HPST a été voté. Il était temps car la lassitude des
uns et des autres est grande. On peut parler de
“record” quant au temps parlementaire et à la
longueur du texte législatif, sans compter le tsunami
réglementaire qui en découlera. Il faudra des années de
travail pour traduire l’ensemble des nouvelles règles
dans les pratiques.
Que dire de ce texte ? Sa pesée normative – sommes nous condamnés à fabriquer ainsi la loi ? – interdit tout jugement tranché. Il y a du bon, du moins bon, mais surtout beaucoup de rendez-vous manqués. Sur la prévention, sur l’accès aux soins, la réorganisation de la médecine de ville, l’éducation thérapeutique du patient, les ambitions premières ont été étouffées au fil des débats. Bref, globalement le verre sera perçu comme à moitié plein. Pas sûr que nos compatriotes ne le perçoivent pas comme à moitié vide. Tout cela a manqué de souffle et s’est perdu dans un “kafka” hospitalier, au risque de l’incompréhension voire de l’impuissance.

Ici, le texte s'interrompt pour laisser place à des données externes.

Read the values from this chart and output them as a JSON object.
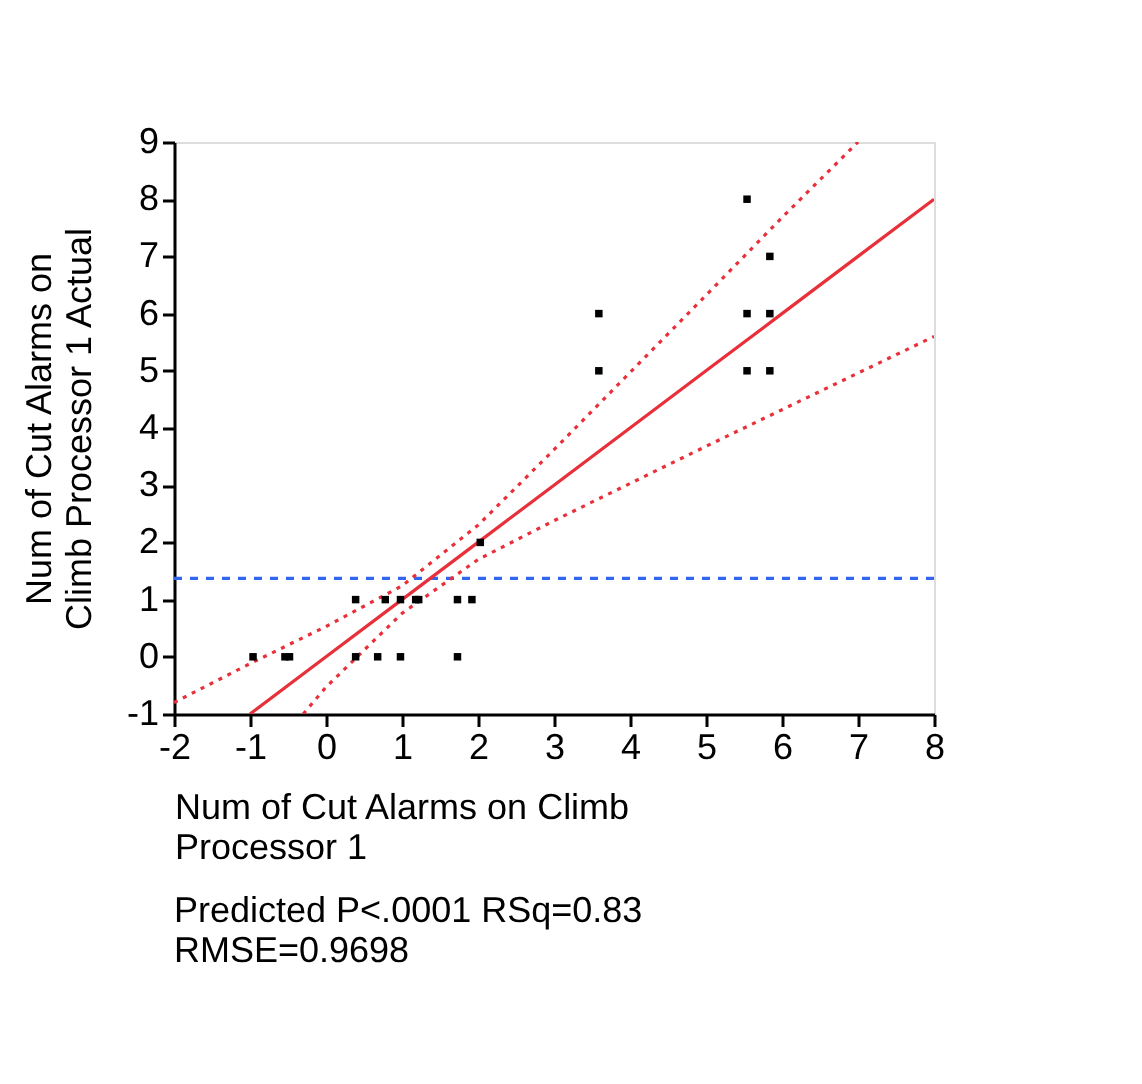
{
  "chart_data": {
    "type": "scatter",
    "xlabel": "Num of Cut Alarms on Climb Processor 1",
    "ylabel": "Num of Cut Alarms on Climb Processor 1 Actual",
    "annotations": [
      "Predicted P<.0001 RSq=0.83",
      "RMSE=0.9698"
    ],
    "series": [
      {
        "color": "#000000",
        "marker": "square",
        "x": [
          -0.96,
          -0.54,
          -0.48,
          0.39,
          0.68,
          0.98,
          1.73,
          0.39,
          0.78,
          0.98,
          1.18,
          1.22,
          1.73,
          1.92,
          2.03,
          3.59,
          3.59,
          5.54,
          5.54,
          5.54,
          5.84,
          5.84,
          5.84
        ],
        "values": [
          0,
          0,
          0,
          0,
          0,
          0,
          0,
          1,
          1,
          1,
          1,
          1,
          1,
          1,
          2,
          6,
          5,
          8,
          6,
          5,
          7,
          6,
          5
        ]
      },
      {
        "type": "line",
        "color": "#e8303a",
        "line_style": "solid",
        "x": [
          -1,
          0,
          1,
          2,
          3,
          4,
          5,
          6,
          7,
          8
        ],
        "values": [
          -1,
          0,
          1,
          2,
          3,
          4,
          5,
          6,
          7,
          8
        ]
      },
      {
        "type": "line",
        "color": "#e8303a",
        "line_style": "dotted",
        "x": [
          -2,
          -1,
          0,
          1,
          2,
          3,
          4,
          5,
          6,
          7
        ],
        "values": [
          -0.8,
          -0.12,
          0.53,
          1.24,
          2.3,
          3.62,
          4.97,
          6.32,
          7.68,
          9.0
        ]
      },
      {
        "type": "line",
        "color": "#e8303a",
        "line_style": "dotted",
        "x": [
          -0.3,
          0,
          1,
          2,
          3,
          4,
          5,
          6,
          7,
          8
        ],
        "values": [
          -1.0,
          -0.53,
          0.76,
          1.7,
          2.38,
          3.03,
          3.68,
          4.32,
          4.96,
          5.6
        ]
      }
    ],
    "ref_lines": [
      {
        "axis": "y",
        "value": 1.37,
        "color": "#3366ee",
        "line_style": "dashed"
      }
    ],
    "xlim": [
      -2,
      8
    ],
    "xticks": [
      -2,
      -1,
      0,
      1,
      2,
      3,
      4,
      5,
      6,
      7,
      8
    ],
    "ylim": [
      -1,
      9
    ],
    "yticks": [
      -1,
      0,
      1,
      2,
      3,
      4,
      5,
      6,
      7,
      8,
      9
    ],
    "grid": false
  }
}
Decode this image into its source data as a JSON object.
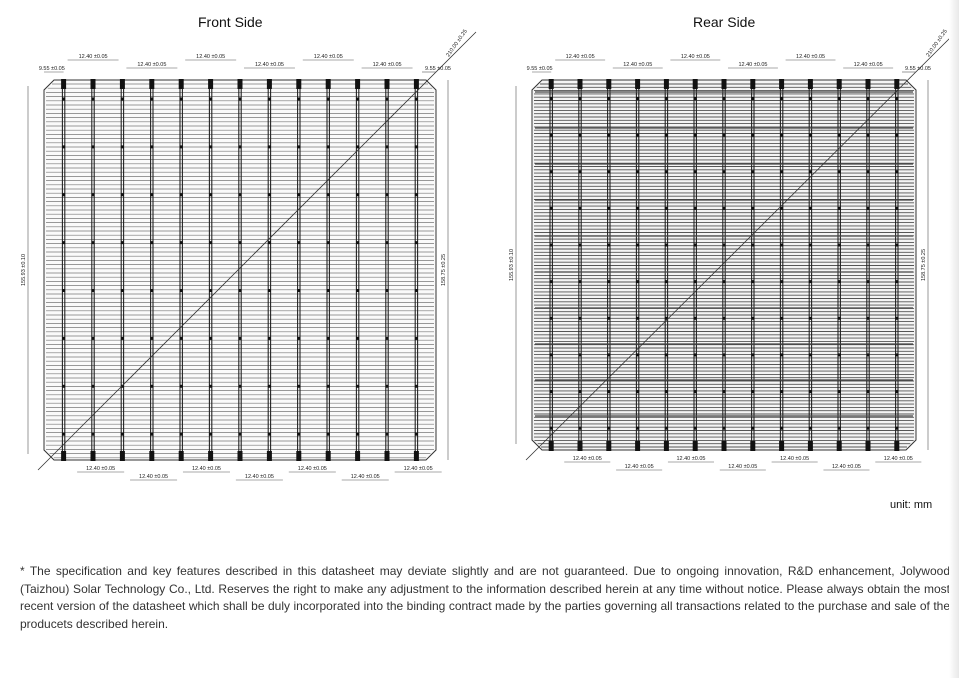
{
  "front": {
    "title": "Front Side",
    "top_dims": [
      "9.55 ±0.05",
      "12.40 ±0.05",
      "12.40 ±0.05",
      "12.40 ±0.05",
      "12.40 ±0.05",
      "12.40 ±0.05",
      "12.40 ±0.05",
      "9.55 ±0.05"
    ],
    "diag_dim": "210.00 ±0.25",
    "height_left": "155.93 ±0.10",
    "height_right": "158.75 ±0.25",
    "bottom_dims": [
      "12.40 ±0.05",
      "12.40 ±0.05",
      "12.40 ±0.05",
      "12.40 ±0.05",
      "12.40 ±0.05",
      "12.40 ±0.05",
      "12.40 ±0.05"
    ]
  },
  "rear": {
    "title": "Rear Side",
    "top_dims": [
      "9.55 ±0.05",
      "12.40 ±0.05",
      "12.40 ±0.05",
      "12.40 ±0.05",
      "12.40 ±0.05",
      "12.40 ±0.05",
      "12.40 ±0.05",
      "9.55 ±0.05"
    ],
    "diag_dim": "210.00 ±0.25",
    "height_left": "155.93 ±0.10",
    "height_right": "158.75 ±0.25",
    "bottom_dims": [
      "12.40 ±0.05",
      "12.40 ±0.05",
      "12.40 ±0.05",
      "12.40 ±0.05",
      "12.40 ±0.05",
      "12.40 ±0.05",
      "12.40 ±0.05"
    ]
  },
  "unit_label": "unit: mm",
  "disclaimer": "* The specification and key features described in this datasheet may deviate slightly and are not guaranteed. Due to ongoing innovation, R&D enhancement, Jolywood (Taizhou) Solar Technology Co., Ltd. Reserves the right to make any adjustment to the information described herein at any time without notice. Please always obtain the most recent version of the datasheet which shall be duly incorporated into the binding contract made by the parties governing all transactions related to the purchase and sale of the producets described herein."
}
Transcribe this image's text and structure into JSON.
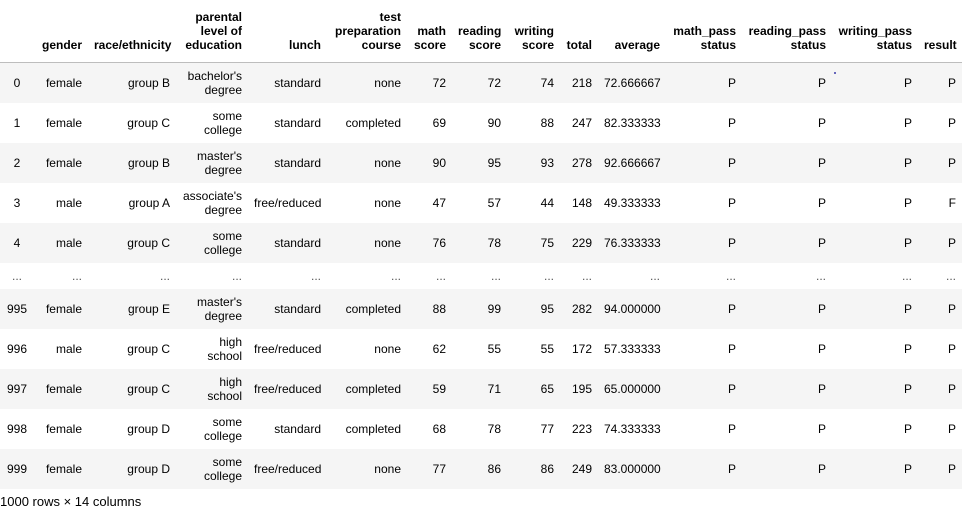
{
  "table": {
    "columns": [
      "",
      "gender",
      "race/ethnicity",
      "parental level of education",
      "lunch",
      "test preparation course",
      "math score",
      "reading score",
      "writing score",
      "total",
      "average",
      "math_pass status",
      "reading_pass status",
      "writing_pass status",
      "result"
    ],
    "rows": [
      [
        "0",
        "female",
        "group B",
        "bachelor's degree",
        "standard",
        "none",
        "72",
        "72",
        "74",
        "218",
        "72.666667",
        "P",
        "P",
        "P",
        "P"
      ],
      [
        "1",
        "female",
        "group C",
        "some college",
        "standard",
        "completed",
        "69",
        "90",
        "88",
        "247",
        "82.333333",
        "P",
        "P",
        "P",
        "P"
      ],
      [
        "2",
        "female",
        "group B",
        "master's degree",
        "standard",
        "none",
        "90",
        "95",
        "93",
        "278",
        "92.666667",
        "P",
        "P",
        "P",
        "P"
      ],
      [
        "3",
        "male",
        "group A",
        "associate's degree",
        "free/reduced",
        "none",
        "47",
        "57",
        "44",
        "148",
        "49.333333",
        "P",
        "P",
        "P",
        "F"
      ],
      [
        "4",
        "male",
        "group C",
        "some college",
        "standard",
        "none",
        "76",
        "78",
        "75",
        "229",
        "76.333333",
        "P",
        "P",
        "P",
        "P"
      ],
      [
        "...",
        "...",
        "...",
        "...",
        "...",
        "...",
        "...",
        "...",
        "...",
        "...",
        "...",
        "...",
        "...",
        "...",
        "..."
      ],
      [
        "995",
        "female",
        "group E",
        "master's degree",
        "standard",
        "completed",
        "88",
        "99",
        "95",
        "282",
        "94.000000",
        "P",
        "P",
        "P",
        "P"
      ],
      [
        "996",
        "male",
        "group C",
        "high school",
        "free/reduced",
        "none",
        "62",
        "55",
        "55",
        "172",
        "57.333333",
        "P",
        "P",
        "P",
        "P"
      ],
      [
        "997",
        "female",
        "group C",
        "high school",
        "free/reduced",
        "completed",
        "59",
        "71",
        "65",
        "195",
        "65.000000",
        "P",
        "P",
        "P",
        "P"
      ],
      [
        "998",
        "female",
        "group D",
        "some college",
        "standard",
        "completed",
        "68",
        "78",
        "77",
        "223",
        "74.333333",
        "P",
        "P",
        "P",
        "P"
      ],
      [
        "999",
        "female",
        "group D",
        "some college",
        "free/reduced",
        "none",
        "77",
        "86",
        "86",
        "249",
        "83.000000",
        "P",
        "P",
        "P",
        "P"
      ]
    ]
  },
  "footer": {
    "shape_text": "1000 rows × 14 columns"
  },
  "colors": {
    "stripe": "#f5f5f5",
    "header_border": "#bdbdbd"
  }
}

Il y aura toutefois bien un après HPST. Certes pas sur les grands schémas mais sur une vision de la santé des Français moins dépendante des pesanteurs professionnelles parisiennes. Notre espoir se niche là, dans l’émergence de nouvelles générations d’acteurs, issus du terrain, dont les actes nourriront la légitimité, en place des oripeaux idéologiques nationaux d’un autre temps.
Coup de gueule de Philippe Séguin, le premier
président de la Cour des comptes, préposé aux
mauvaises nouvelles qui, en matière de déficit et
d’endettement du pays, le sont vraiment. Plus de 7 % de
déficit budgétaire fin 2009, encore 6 % fin 2012. Ce qui
place la France en dehors des clous de Maastricht.
La même année, en 2012 donc, son taux d’endettement dépassera 90 % pour atteindre certainement le seuil des 100 % en 2018. Quant à la charge de la dette, elle devrait atteindre 75 à 80 Mds€ d’ici trois ans et constituer de loin le premier poste budgétaire de l’économie… Il faudrait réaliser 70 Mds€ d’économies sur les dépenses publiques et sociales pour retrouver une situation à peu près normale indique la Cour des comptes. La RGPP (révision générale des politiques publiques) n’en apporterait que 6 ou 7.
Que faire face à un tel défi ? Hausser les épaules comme on le fait souvent, en se rassurant parce que les autres pays connaissent des problèmes similaires – même si l’endettement chez nos partenaires est plutôt lié à la crise – ? Ou plutôt entrer dans une logique de vertu et d’équité dans la dépense publique et sociale ?
Pas sûr que la classe politique française ait pris conscience de la gravité de la situation.